The first in a series of blogs on using social media in research by Professor Anna C. Whittaker
I use social media in a work setting for three main reasons:
1. Dissemination of our research findings more widely
2. Building a network of useful contacts within and beyond academia
3. Engaging in discussion on issues relevant to my research and teaching
The platforms I use most commonly are LinkedIn, which I only update occasionally and mainly collect contacts I may need in the future, and Twitter. With twitter I only tweet work-related comments, but it copies automatically to my Facebook network using IFTTT (if this then that), and with the right hashtag also copies into my third year undergraduate Health Psychology module if I think it will be relevant to my teaching too.
Dissemination is a particularly important part of academic work, and public engagement can reach a broader audience via social media. Particularly for my large Horizon 2020 European Commission network, dissemination beyond the UK is crucial, so we have our own twitter feed that I post to which also feeds onto the PANINI project website, as well as a PANINI project Instagram and YouTube channel, which are mainly for the research fellows to populate.
Successful outcomes from my use of twitter have been:
1. Making links by tweeting meetings/conferences which are then spotted by others using the same meeting hashtag who then look me up online and make contact in the breaks.

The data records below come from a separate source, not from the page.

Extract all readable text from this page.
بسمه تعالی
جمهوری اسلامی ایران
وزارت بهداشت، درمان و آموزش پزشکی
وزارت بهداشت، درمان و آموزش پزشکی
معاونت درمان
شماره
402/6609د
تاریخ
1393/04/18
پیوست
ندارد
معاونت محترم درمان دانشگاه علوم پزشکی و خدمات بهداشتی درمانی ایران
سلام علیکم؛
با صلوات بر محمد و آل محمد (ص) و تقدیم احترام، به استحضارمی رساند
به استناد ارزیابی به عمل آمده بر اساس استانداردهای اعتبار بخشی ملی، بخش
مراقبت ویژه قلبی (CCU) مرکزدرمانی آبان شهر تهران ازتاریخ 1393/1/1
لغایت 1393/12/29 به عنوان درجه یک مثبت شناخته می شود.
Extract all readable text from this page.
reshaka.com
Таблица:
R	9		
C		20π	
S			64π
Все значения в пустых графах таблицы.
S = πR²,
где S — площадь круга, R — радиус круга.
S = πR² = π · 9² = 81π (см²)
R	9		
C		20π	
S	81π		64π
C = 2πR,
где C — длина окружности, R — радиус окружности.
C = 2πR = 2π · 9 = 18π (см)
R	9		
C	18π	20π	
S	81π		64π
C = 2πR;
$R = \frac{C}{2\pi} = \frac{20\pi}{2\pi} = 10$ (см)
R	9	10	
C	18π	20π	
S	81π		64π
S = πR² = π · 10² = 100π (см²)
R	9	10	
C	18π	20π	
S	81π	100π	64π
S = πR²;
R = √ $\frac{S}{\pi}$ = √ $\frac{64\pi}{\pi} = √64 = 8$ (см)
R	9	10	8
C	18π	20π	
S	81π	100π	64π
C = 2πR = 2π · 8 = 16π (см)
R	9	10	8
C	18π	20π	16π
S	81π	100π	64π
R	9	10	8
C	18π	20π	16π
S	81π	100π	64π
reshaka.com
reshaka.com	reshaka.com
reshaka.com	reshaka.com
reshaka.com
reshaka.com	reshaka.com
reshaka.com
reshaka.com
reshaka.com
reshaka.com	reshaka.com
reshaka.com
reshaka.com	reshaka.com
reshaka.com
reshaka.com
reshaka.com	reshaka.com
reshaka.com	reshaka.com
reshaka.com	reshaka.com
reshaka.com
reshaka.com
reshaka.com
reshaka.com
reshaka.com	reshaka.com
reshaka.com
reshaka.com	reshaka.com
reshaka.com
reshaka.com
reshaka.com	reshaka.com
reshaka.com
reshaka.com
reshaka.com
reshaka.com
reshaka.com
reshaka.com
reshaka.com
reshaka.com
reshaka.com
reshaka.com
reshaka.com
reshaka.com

This is particularly useful if you are in a setting where you need to make new contacts from particular sectors, but don’t know who they are, they don’t know you yet, and you are not giving a specific presentation where you can promote that you want to make links.
2. Public engagement beyond specific events and keeping my growing network up to date with the outputs from our current research.
Writing for the public is so different to academic writing, but this form of public engagement through online blogs and short reports can be very effective at spreading your message, for example, an article I wrote for the Conversation online disseminated a research project beyond what we achieved through conferences and peer-reviewed articles (which we also did), as it shows you the shares on various social media sites.
For all of your publications with a DOI, you can see more about spread beyond citations through the use of metrics such as Altmetrics which gives you a score and breakdown of coverage in the news media, online and social media citations, as well as where in the world it reached and the type of person who tweeted/blogged/wrote about it.